Supreme Court ruling: Termination in short.time work is legal

An employer termination that is issued during short-time work or the subsequent one-month retention period is legal. The Supreme Court (OGH) came to this decision after a dismissed employee invoked his individual protection against dismissal during the short-time working phase. Decision of the Supreme Court see here.

Covid short-time work agreement

According to the Covid short-time work agreement between the social partners, redundancies – with a few exceptions – are not permitted. Since the terminated employee was not on short-time work himself, he was not covered by the agreement and could therefore not refer to it.

Software developer

According to the OGH broadcast, the plaintiff was employed as a software developer and project manager. In March 2020, during the first Covid-19 lockdown with 15 employees (not the plaintiff), his employer concluded a “social partner agreement – individual agreement” on corona short-time work. From the end of April, the short-time working agreement should be extended to the entire workforce.

Ultimately, the plaintiff never signed a short-time working agreement because he was terminated on April 27, 2020 as of July 31, 2020 due to personal disagreements in relation to the managing directors and was immediately released from work.
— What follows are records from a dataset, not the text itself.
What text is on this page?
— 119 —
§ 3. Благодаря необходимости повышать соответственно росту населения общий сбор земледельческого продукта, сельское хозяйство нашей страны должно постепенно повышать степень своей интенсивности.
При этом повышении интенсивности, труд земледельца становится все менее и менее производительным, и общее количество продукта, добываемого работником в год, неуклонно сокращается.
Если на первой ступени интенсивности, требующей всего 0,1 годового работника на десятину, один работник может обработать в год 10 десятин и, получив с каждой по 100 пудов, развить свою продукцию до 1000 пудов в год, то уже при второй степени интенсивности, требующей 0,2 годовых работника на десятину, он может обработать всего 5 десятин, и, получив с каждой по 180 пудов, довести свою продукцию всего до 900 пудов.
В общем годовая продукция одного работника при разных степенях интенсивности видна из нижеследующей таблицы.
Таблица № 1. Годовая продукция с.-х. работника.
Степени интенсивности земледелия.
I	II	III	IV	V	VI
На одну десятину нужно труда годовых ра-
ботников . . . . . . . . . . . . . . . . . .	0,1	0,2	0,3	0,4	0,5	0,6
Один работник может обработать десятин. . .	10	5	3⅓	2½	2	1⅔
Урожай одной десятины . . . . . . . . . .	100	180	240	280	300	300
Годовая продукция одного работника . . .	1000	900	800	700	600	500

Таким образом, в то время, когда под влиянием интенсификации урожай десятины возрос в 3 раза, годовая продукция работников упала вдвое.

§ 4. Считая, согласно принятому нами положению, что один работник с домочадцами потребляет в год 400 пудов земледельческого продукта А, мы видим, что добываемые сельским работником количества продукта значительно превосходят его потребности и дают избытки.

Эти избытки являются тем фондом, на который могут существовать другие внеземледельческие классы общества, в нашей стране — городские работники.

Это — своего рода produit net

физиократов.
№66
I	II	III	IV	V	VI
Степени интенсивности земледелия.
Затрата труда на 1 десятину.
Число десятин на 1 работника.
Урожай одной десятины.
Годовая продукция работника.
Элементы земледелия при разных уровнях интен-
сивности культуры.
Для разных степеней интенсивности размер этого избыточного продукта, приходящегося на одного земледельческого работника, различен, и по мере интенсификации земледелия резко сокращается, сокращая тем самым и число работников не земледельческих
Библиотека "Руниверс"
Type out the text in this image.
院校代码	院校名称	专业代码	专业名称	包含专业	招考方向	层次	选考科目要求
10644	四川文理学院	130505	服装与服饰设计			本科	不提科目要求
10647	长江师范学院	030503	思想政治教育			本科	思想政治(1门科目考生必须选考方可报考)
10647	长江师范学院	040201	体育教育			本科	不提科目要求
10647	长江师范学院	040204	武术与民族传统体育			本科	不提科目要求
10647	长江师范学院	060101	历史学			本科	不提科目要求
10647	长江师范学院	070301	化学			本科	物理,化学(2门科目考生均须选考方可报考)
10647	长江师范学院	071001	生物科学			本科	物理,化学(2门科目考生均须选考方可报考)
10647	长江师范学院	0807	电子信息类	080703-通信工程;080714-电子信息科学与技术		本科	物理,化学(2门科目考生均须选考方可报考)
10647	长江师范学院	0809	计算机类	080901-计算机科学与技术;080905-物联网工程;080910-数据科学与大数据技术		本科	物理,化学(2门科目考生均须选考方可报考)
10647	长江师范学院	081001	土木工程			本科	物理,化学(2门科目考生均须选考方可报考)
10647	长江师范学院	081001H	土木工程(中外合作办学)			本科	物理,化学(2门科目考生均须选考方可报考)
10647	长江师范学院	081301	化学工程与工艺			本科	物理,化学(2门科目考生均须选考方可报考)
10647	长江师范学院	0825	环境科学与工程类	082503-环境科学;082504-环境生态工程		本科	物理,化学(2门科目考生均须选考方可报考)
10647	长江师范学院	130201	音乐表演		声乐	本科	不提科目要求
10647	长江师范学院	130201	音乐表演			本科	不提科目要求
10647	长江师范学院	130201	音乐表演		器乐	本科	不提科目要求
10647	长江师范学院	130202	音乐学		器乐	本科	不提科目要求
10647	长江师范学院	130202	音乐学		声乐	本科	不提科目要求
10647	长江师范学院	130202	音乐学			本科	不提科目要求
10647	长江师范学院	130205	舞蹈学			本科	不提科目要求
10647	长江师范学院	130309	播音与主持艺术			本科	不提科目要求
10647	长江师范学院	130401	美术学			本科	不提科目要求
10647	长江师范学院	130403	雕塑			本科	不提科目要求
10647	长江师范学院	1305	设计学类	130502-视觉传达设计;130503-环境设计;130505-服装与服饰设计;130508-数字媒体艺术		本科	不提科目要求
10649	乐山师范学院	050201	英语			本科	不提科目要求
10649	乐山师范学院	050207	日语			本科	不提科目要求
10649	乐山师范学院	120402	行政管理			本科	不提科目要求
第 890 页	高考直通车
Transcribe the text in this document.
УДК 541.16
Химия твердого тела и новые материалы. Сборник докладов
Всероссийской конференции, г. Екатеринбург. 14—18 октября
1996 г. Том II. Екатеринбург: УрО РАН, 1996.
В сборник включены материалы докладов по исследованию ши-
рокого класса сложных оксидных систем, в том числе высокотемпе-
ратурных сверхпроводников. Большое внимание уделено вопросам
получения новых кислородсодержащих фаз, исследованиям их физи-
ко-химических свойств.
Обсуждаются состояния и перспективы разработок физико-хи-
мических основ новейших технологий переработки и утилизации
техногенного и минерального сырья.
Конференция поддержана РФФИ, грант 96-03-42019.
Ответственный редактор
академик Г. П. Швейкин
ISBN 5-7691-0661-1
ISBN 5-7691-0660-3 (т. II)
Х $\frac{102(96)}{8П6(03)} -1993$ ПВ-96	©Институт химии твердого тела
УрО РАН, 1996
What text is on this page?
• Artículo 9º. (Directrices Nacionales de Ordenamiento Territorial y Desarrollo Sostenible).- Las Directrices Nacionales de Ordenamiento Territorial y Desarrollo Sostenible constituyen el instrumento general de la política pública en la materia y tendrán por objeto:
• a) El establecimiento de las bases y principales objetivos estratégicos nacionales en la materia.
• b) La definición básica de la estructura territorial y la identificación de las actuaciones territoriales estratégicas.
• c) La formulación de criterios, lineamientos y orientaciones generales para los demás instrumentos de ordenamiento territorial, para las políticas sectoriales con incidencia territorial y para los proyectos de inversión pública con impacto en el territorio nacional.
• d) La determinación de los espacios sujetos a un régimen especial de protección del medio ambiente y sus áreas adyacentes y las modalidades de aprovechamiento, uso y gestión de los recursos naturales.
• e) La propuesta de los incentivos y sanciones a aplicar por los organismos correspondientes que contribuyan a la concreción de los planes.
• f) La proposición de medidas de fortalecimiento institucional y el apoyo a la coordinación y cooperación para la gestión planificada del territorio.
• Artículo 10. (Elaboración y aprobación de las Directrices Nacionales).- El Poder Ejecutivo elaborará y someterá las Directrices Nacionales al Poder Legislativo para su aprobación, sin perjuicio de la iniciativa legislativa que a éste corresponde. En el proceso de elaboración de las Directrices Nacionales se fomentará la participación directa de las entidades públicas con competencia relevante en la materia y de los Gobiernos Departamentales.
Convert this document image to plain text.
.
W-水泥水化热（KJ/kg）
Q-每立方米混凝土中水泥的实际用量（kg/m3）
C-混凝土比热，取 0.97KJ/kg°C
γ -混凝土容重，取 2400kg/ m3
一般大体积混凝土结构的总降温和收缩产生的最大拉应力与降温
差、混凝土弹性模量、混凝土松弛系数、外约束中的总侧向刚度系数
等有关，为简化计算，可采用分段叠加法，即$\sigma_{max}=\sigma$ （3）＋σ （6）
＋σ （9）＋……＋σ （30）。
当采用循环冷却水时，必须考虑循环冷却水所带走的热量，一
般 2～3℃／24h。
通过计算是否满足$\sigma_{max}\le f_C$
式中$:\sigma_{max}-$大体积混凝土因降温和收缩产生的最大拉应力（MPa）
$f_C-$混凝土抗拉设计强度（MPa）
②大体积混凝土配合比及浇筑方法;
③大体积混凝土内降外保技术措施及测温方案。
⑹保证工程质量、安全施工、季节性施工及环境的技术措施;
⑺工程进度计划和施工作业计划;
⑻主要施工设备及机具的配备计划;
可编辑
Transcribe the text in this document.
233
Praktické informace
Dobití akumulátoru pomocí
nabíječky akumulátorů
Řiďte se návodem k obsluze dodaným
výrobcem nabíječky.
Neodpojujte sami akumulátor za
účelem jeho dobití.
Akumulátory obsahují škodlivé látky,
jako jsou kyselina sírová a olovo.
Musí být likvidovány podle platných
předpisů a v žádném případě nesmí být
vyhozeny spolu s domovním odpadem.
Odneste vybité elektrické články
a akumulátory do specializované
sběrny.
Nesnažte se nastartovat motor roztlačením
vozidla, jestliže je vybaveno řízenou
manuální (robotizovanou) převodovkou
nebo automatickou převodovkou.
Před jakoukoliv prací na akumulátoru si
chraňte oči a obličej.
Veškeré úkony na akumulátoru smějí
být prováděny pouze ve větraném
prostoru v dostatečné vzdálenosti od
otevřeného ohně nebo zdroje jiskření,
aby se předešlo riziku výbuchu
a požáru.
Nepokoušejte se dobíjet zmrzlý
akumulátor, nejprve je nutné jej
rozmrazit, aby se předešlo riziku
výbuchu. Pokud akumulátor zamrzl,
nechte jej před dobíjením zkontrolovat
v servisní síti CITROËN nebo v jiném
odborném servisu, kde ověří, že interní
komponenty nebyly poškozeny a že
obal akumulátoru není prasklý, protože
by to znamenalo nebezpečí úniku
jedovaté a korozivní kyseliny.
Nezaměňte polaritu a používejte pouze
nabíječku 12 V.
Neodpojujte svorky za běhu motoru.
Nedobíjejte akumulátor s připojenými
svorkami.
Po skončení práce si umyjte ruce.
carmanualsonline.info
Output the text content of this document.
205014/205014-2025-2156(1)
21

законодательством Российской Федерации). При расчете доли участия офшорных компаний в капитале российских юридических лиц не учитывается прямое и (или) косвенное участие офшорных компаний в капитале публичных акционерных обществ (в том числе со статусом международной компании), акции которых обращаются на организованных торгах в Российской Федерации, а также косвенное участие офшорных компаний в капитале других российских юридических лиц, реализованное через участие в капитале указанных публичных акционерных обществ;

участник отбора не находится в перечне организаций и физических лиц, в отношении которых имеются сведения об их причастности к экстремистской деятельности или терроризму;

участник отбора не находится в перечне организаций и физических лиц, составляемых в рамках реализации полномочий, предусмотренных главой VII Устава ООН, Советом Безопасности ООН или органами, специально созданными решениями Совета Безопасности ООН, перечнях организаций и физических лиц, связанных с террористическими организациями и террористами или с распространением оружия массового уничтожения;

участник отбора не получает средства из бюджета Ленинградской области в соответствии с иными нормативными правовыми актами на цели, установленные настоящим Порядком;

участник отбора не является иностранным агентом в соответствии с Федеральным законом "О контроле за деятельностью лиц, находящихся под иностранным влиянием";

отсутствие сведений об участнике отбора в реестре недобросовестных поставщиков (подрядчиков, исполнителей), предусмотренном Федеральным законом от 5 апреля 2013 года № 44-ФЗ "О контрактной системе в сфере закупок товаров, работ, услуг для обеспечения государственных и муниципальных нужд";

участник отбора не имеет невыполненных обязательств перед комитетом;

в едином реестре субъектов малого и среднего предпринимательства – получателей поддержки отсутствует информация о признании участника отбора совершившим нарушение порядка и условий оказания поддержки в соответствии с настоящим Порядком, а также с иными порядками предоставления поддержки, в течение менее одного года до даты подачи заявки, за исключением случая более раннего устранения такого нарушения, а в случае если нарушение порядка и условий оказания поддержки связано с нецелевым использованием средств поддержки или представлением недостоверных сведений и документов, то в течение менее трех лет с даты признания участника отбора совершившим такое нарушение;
The employment of the defendant was replenished after the dismissal of the plaintiff.

Individual protection against dismissal?

With regard to the individual protection against dismissal during short-time work, further legal proceedings are ongoing, which the Supreme Court must decide. Among other things, what is disputed is what should specifically apply in those cases if the employer does not adhere to the obligation to maintain the number of employees. Employee representatives are of the opinion that short-time work also includes individual protection against dismissal for the individual.